I noticed the presence of Affine/LinAlg/MemRef Dependence analysis, but the transformation that I plan to consider would be at a low-level abstraction, for, e.g., SCF/STD or even lower level. Any thoughts on how I can approach this?

Ref:

  1. Dependence Graphs in LLVM — LLVM 13 documentation
  2. https://www.cs.utexas.edu/~pingali/CS395T/2009fa/papers/ferrante87.pdf

The “Program dependence graph” from the late eighties/early nineties proposed yet another structure that combined control flow graphs and data dependences — that was all before SSA-based compilers and more powerful dependence notations became mainstream. Have you instead evaluated how the transformations you have in mind could be implemented using MLIR’s existing abstractions and infrastructure (or a subset of them), i.e., SSA, dominance info, branch op interface, other higher-order ops (for, ifs) or affine dependence information? In what way would the existing abstractions make it harder for your transformation?

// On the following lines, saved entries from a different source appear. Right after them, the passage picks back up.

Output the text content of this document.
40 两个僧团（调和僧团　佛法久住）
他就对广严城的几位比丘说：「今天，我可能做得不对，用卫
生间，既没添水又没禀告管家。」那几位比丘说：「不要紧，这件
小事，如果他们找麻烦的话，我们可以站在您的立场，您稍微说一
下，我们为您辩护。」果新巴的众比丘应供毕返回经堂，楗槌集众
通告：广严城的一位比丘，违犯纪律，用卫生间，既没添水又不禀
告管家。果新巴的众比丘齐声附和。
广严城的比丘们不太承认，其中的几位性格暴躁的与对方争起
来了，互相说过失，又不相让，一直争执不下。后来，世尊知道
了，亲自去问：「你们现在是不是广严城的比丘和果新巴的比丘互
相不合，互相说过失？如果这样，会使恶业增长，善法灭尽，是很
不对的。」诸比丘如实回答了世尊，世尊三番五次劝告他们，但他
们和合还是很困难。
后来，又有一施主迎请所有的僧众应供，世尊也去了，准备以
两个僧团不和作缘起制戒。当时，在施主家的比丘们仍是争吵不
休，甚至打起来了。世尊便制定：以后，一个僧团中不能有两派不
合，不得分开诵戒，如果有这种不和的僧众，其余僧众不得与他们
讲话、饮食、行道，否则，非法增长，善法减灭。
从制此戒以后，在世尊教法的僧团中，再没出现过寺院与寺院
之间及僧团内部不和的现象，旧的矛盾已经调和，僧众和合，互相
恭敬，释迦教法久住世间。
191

Glad to hear from you Uday!

I’m exploring different dependence graph abstractions to answer fundamentally this question – For an operation that is writing into memory via memref, who is the “immediate/next” operation that is going to read from that memref (an example is in the bottom)? These operations are in a lower-level abstraction compared to Affine and hence not able to leverage MemRefDependenceGraph used for LoopFusion. (Also, MemRefDependenceGraph is yet to perform the loop-depth wise dependence analysis).

However, I thought of constructing all the dependencies (including transitive) by considering for every pair of load/stores and filter the transitive ones from the entire set. But, I’m realizing that this is becoming tricky especially in presence of loop nests and also not efficient w.r.t to compilation time overhead.

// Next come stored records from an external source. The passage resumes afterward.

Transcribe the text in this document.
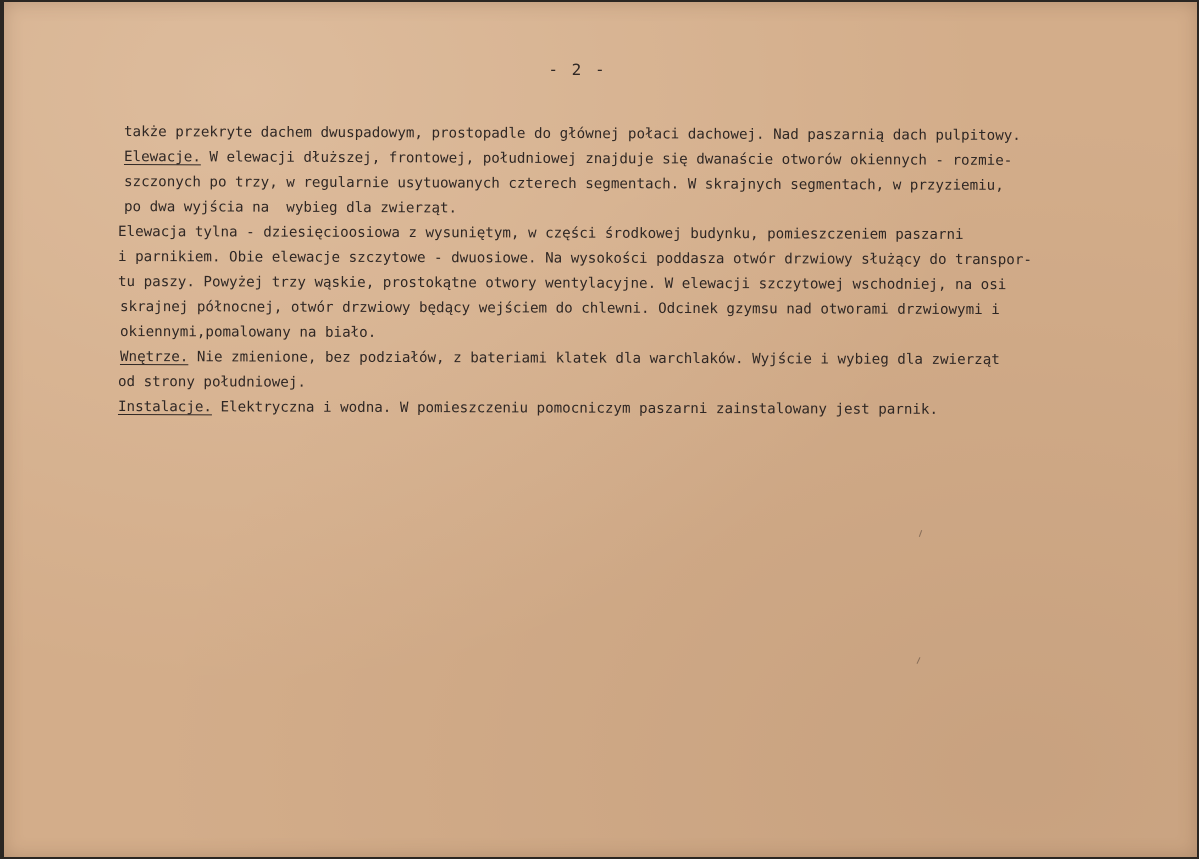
- 2 -
także przekryte dachem dwuspadowym, prostopadle do głównej połaci dachowej. Nad paszarnią dach pulpitowy.
Elewacje. W elewacji dłuższej, frontowej, południowej znajduje się dwanaście otworów okiennych - rozmie-
szczonych po trzy, w regularnie usytuowanych czterech segmentach. W skrajnych segmentach, w przyziemiu,
po dwa wyjścia na  wybieg dla zwierząt.
Elewacja tylna - dziesięcioosiowa z wysuniętym, w części środkowej budynku, pomieszczeniem paszarni
i parnikiem. Obie elewacje szczytowe - dwuosiowe. Na wysokości poddasza otwór drzwiowy służący do transpor-
tu paszy. Powyżej trzy wąskie, prostokątne otwory wentylacyjne. W elewacji szczytowej wschodniej, na osi
skrajnej północnej, otwór drzwiowy będący wejściem do chlewni. Odcinek gzymsu nad otworami drzwiowymi i
okiennymi,pomalowany na biało.
Wnętrze. Nie zmienione, bez podziałów, z bateriami klatek dla warchlaków. Wyjście i wybieg dla zwierząt
od strony południowej.
Instalacje. Elektryczna i wodna. W pomieszczeniu pomocniczym paszarni zainstalowany jest parnik.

The other possibility is to walk through the block of the given operation, then traverse upwards to see if there are any blocks/for/if nodes and keep tracking of the closest ones – I felt this is very ad-hoc and complex. I also slowly started to realize that Program Dependence Graphs may not be straightforward to answer this question – Maybe multi-dimensional timestamps from the polyhedral model?

Example:
S1; // Store
for(i-loop) {
S2 //Load
for(j-loop) {
S3: //Load
S4: //Store
}
S5: //Load
}

Who is the immediate/next statement that is going to read memref after being written by S4? The answer is either S3 or S5, but not S2.

Thanks,
Prasanth

Not that it solves your problem, but the -affine-scalrep pass has to deal with similar problems to perform its optimizations (forwarding a store value to the loads that read from it and also eliminate redundant loads). The pass uses a combination of dominance info and affine memref dependence information. The code comments therein may be useful.

Memref dependence info can already be computed based on loop depths. I think you are only looking at the thing being used by the fusion pass. However, see for example test/lib/Analysis/TestMemRefDependenceCheck.cpp:

 srcOpInst->emitRemark("dependence from ")
            << i << " to " << j << " at depth " << d << " = "
            << getDirectionVectorStr(ret, numCommonLoops, d,
                                     dependenceComponents);
      }

or the -affine-scalrep pass where a dependence is checked at specific/desired depths between a store/load pair.

Thanks, Uday for pointing me to the -affine-scalrep pass. Using the knowledge from this pass, I’m currently exploring an alternative analysis that can identify the immediate/first read for a given store (both SSA value and memref), even if the reads/writes are not part of the dominators. I feel that this analysis can enable more opportunities for store propagation and other optimizations too.

Thanks for correcting me on the dependence depths – I was looking at fusion pass.